Come si contraggono le infezioni in ospedale

I veicoli di trasmissione più frequenti sono, oltre le mani degli operatori della struttura sanitaria, gli impianti di ventilazione ed aerazione, la rete idrica e gli oggetti e gli strumenti ospedalieri che si suddividono in base al rischio di contagio, alla loro invasività e alla necessità di disinfezione e sterilizzazione.

  • Gli oggetti critici, come i bisturi, gli aghi e tutti gli strumenti chirurgici, richiedono la sterilizzazione prima del loro utilizzo;
  • i semi critici invece necessitano di una disinfezione ad alto livello e comprendono tutti quegli strumenti utilizzati per entrare in contatto con membrane intatte del corpo senza la penetrazione dei tessuti, come ad esempio gli endoscopi, i laringoscopi e i portaimpronte odontoiatrici;
  • infine ci sono i dispositivi medici non critici che richiedono una disinfezione a basso livello e che vengono utilizzati a contatto con la cute intatta del paziente come ad esempio i termometri e gli sfigmomanometri.

 

La colpa medica nell’infezione ospedaliera

Le infezioni contratte in ospedale possono causare nel paziente gravi patologie, in alcuni casi anche letali (circa 4 mila morti ogni anno).

Quando si riscontra una responsabilità del medico o della struttura sanitaria, il paziente ha diritto ad ottenere il risarcimento dei danni subiti a causa dell’infezione contratta.

Le patologie contratte a cause dell’infezione ospedaliera spesso sono frutto di errori nella scelta ed utilizzo degli antibiotici, di tardive diagnosi o di errati trattamenti da parte dell’ospedale.

La struttura sanitaria per liberarsi dalla responsabilità ha l’onere di dimostrare di aver rispettato tutte le misure ritenuti più idonee ed efficaci in base al caso specifico.

Così come stabilito dalla Corte di Cassazione con la sentenza n.13328 del 2015, le complicanze inevitabili di un intervento non sono giuridicamente rilevanti.

Per chiarire, qualora a seguito di un intervento si verifichi un aggravamento delle condizioni di salute del paziente, nonostante lo stato peggiorativo rientri nelle statistiche cliniche di quella tipologia di intervento, qualora il peggioramento fosse stato prevedibile ed evitabile, esso verrebbe considerato causato per colpa del medico.

Al contrario se il peggioramento delle condizioni del paziente non fosse stato prevedibile o evitabile il medico risulterebbe esente da responsabilità (causa non imputabile al debitore, articolo 1218 del Codice civile).

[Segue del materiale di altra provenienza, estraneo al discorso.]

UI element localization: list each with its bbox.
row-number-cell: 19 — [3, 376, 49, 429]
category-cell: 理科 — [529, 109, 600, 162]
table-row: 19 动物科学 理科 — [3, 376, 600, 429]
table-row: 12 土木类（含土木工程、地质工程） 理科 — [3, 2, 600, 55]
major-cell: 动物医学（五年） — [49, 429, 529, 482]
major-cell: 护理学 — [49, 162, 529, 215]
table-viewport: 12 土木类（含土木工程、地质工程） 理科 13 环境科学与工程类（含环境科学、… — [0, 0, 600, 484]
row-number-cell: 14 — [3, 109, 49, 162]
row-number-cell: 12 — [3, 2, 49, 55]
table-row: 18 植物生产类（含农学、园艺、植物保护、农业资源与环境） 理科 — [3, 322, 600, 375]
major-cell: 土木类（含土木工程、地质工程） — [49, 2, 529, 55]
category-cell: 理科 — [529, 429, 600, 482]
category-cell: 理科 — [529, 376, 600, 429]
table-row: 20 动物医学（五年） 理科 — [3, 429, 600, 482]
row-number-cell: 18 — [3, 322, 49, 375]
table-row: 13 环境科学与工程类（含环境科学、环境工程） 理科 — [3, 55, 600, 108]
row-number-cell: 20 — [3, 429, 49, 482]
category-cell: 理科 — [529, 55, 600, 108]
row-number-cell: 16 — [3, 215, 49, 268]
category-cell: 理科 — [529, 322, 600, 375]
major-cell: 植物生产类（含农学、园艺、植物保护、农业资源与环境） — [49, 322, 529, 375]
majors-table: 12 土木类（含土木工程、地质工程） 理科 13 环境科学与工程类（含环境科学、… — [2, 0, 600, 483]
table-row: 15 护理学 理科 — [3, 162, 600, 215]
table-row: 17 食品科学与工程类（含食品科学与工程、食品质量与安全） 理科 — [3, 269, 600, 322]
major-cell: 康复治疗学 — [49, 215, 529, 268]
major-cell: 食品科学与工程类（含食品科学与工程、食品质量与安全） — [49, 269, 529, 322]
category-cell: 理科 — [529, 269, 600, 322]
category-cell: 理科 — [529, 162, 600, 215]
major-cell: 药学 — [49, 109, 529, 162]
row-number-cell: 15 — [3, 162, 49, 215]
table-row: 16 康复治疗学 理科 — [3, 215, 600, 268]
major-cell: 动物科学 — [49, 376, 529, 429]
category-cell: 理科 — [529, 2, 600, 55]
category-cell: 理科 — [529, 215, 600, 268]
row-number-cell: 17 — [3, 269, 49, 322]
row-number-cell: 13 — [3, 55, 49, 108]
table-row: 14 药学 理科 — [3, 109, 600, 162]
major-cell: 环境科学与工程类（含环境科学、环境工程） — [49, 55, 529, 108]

E’ onere del medico dimostrare la prevedibilità ed evitabilità del caso concreto.

 

Come ottenere il risarcimento per infezione nosocomiale

Le procedure per il risarcimento possono essere parecchio complesse e necessitano quindi di legali esperti in materia.

Il paziente danneggiato per ottenere il risarcimento dei danni ha l’onere di provare la sua presenza all’interno dell’ospedale, il peggioramento delle sue condizioni di salute e l’inadempimento della struttura.

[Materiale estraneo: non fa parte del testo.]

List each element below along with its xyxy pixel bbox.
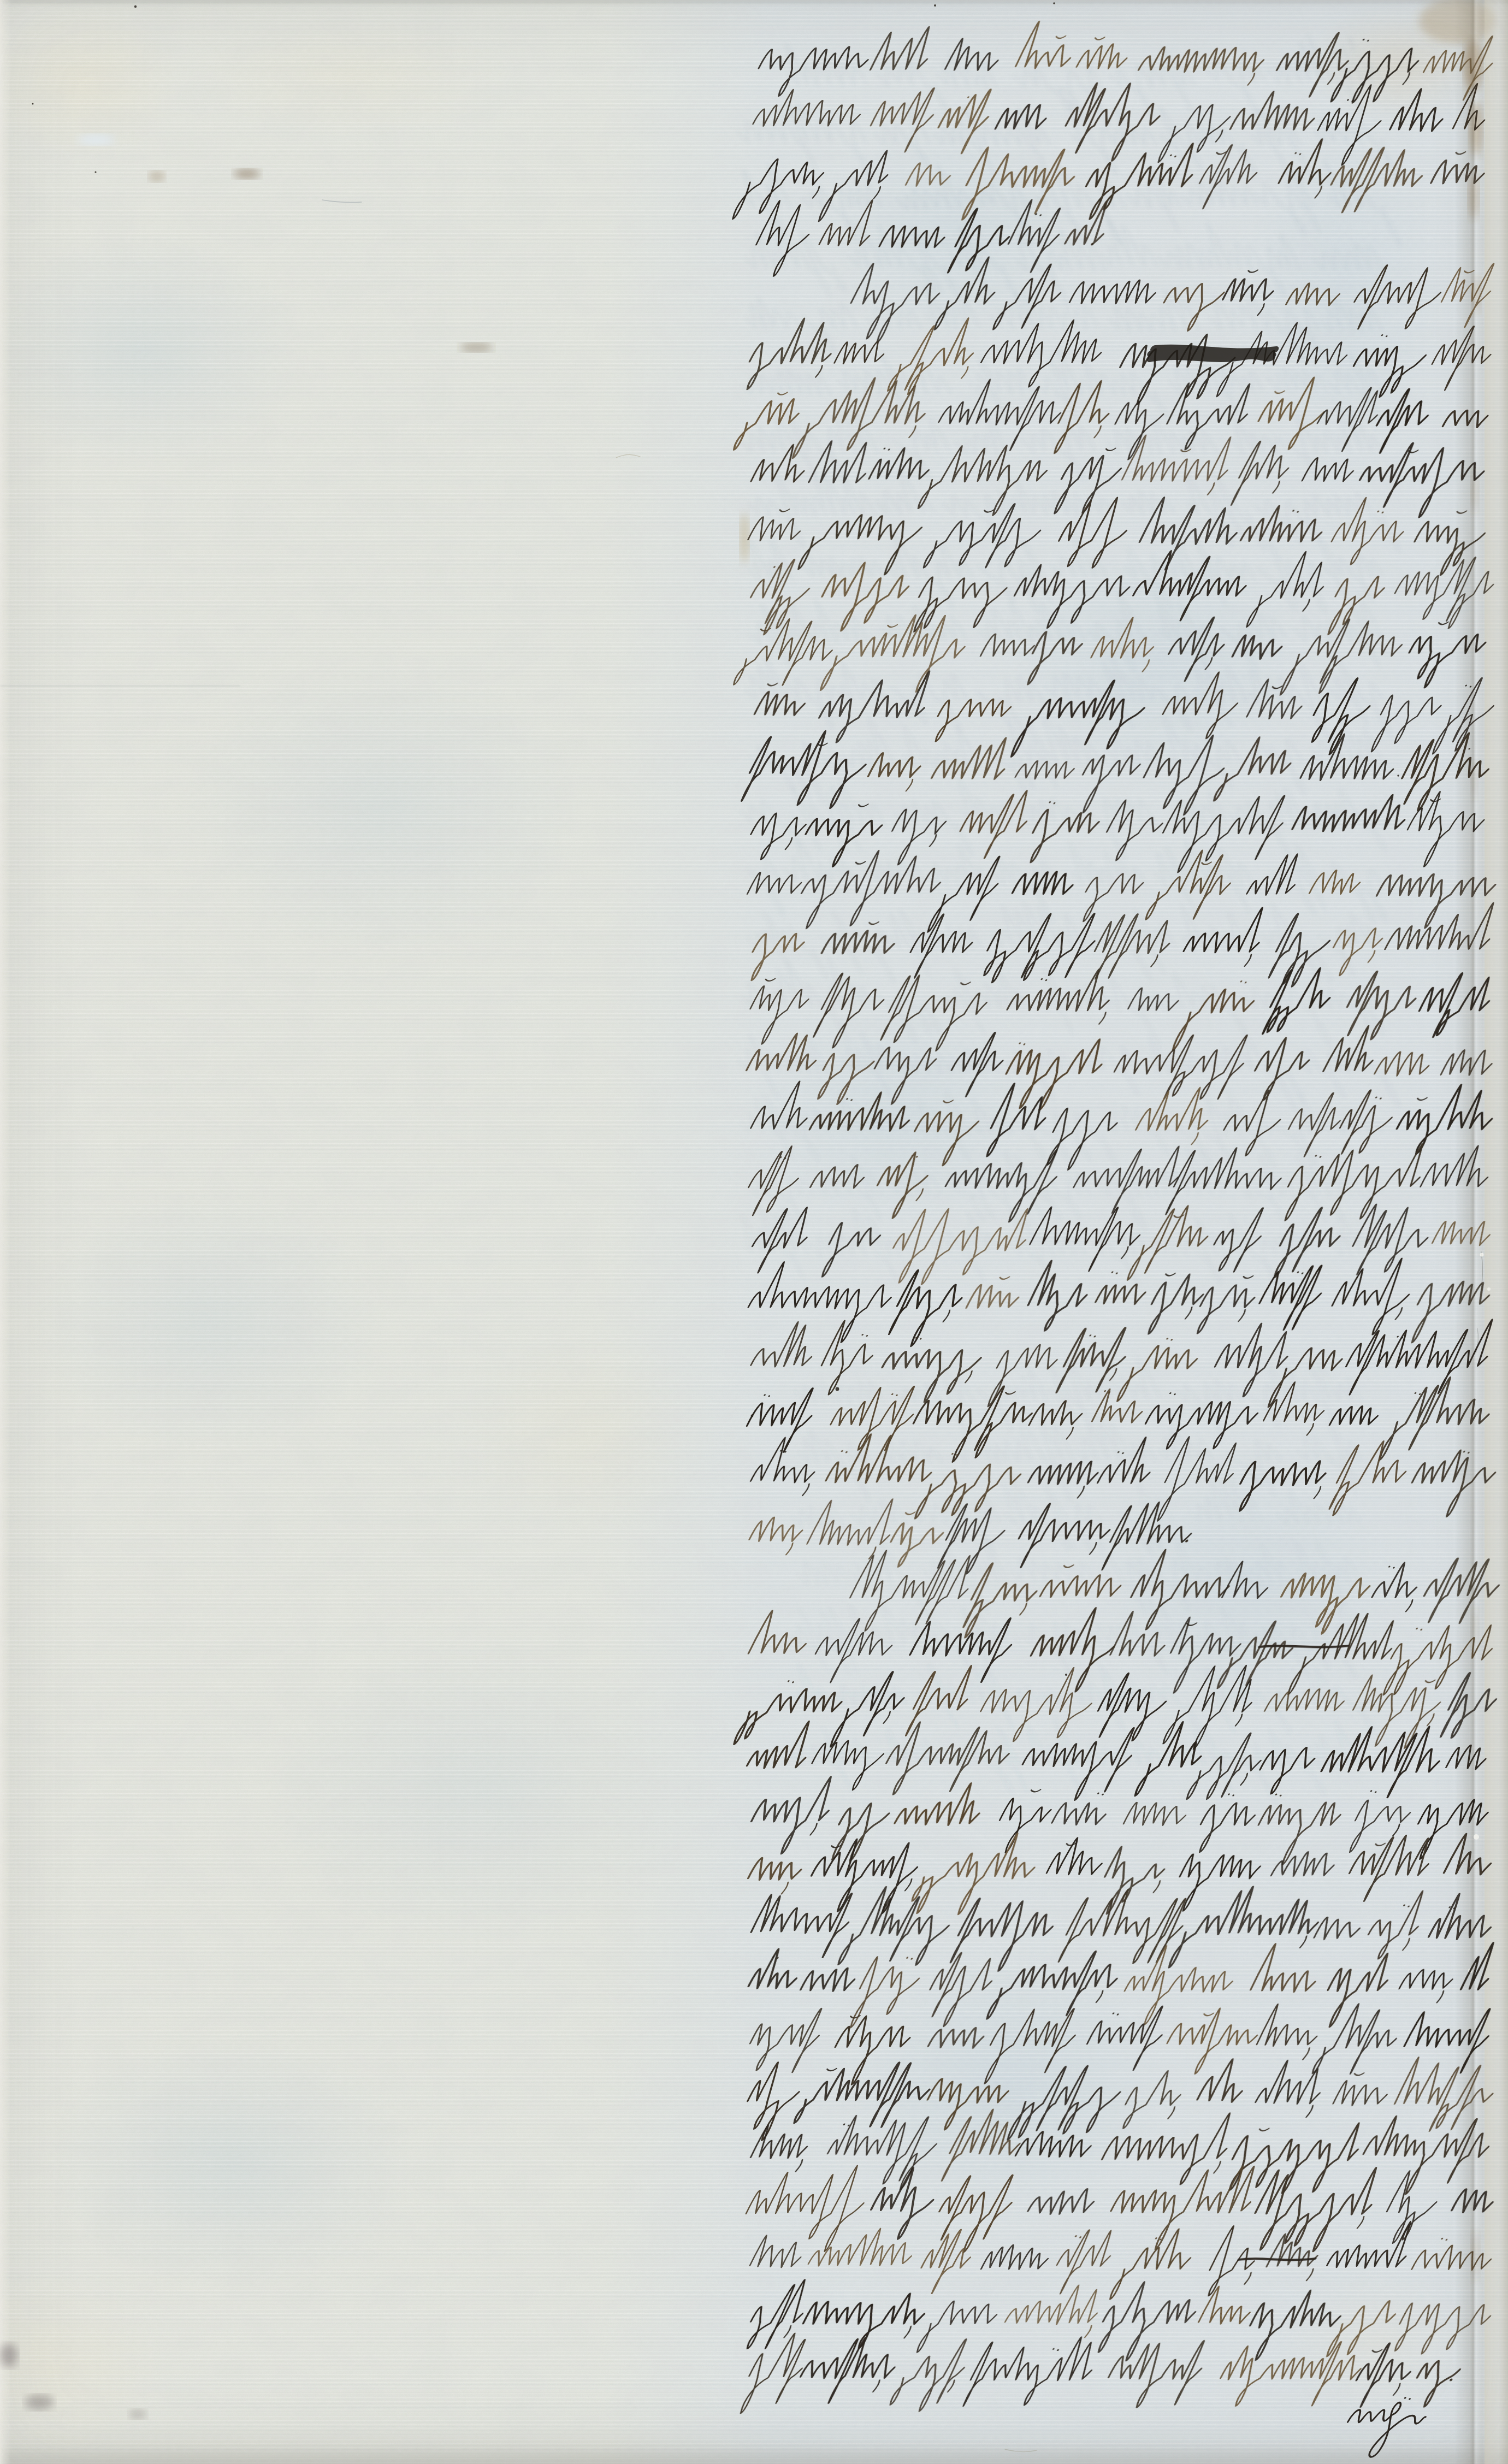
ink-speck [1053,2,1055,4]
strikethrough-mark [1259,1646,1348,1647]
ink-speck [94,171,96,173]
ink-speck [934,4,936,7]
horizontal-crease [0,685,240,687]
paper-speck [1480,1253,1484,1257]
manuscript-page [0,0,1508,2464]
adjacent-page-edge-strip [1485,0,1508,2464]
paper-grain-texture [0,0,1508,2464]
paper-stain [129,2409,146,2419]
paper-speck [1487,1287,1491,1291]
paper-stain [0,2343,17,2367]
paper-stain [740,513,749,563]
paper-stain [25,2395,54,2410]
ink-speck [32,103,34,105]
ink-speck [751,1415,754,1417]
ink-blot-correction [1149,348,1276,359]
manuscript-artwork [0,0,1508,2464]
ink-speck [836,1387,839,1391]
paper-stain [234,169,260,179]
strikethrough-mark [1238,2259,1315,2260]
paper-stain [149,171,165,182]
paper-stain [78,134,115,145]
ink-speck [1397,775,1399,776]
ink-speck [134,5,137,8]
ink-speck [1065,1674,1067,1676]
paper-speck [1474,1834,1479,1840]
paper-stain [460,343,493,352]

Il debitore, dal canto suo, dovrà invece dimostrare l’assenza di un inadempimento o che comunque lo stesso non sia stato la causa del peggioramento delle condizioni di salute del paziente.

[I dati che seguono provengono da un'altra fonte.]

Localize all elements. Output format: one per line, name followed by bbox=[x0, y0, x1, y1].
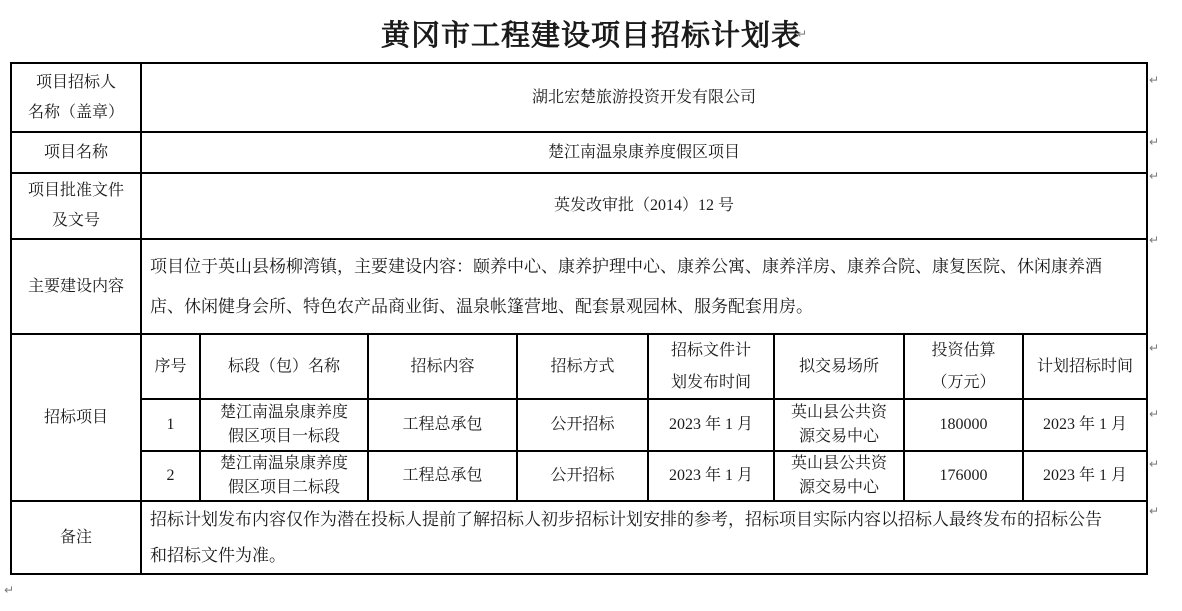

Gli inadempimenti della struttura ospedaliera che possono causare un’infezione ad un paziente ricoverato sono molteplici. Tra i più frequenti possiamo citare:

  • il mancato utilizzo di dispositivi di protezione da parte del personale;
  • il non aver messo in atto tutti i protocolli e le disposizioni in materia di prevenzione (disinfezione e sterilizzazione di ambienti e strumenti);
  • qualità dell’aria, dell’acqua, del cibo e della biancheria non a norma;
  • assenza o scarsità di controlli sullo stato di salute di dipendenti ed operatori sanitari;
  • assenza o scarsità di controlli sull’accesso dei visitatori, sulla conservazione dei disinfettanti e sullo smaltimento dei rifiuti;
  • la non attuazione di tutte le procedure, controlli e pianificazioni obbligatorie stabilite dalla legge.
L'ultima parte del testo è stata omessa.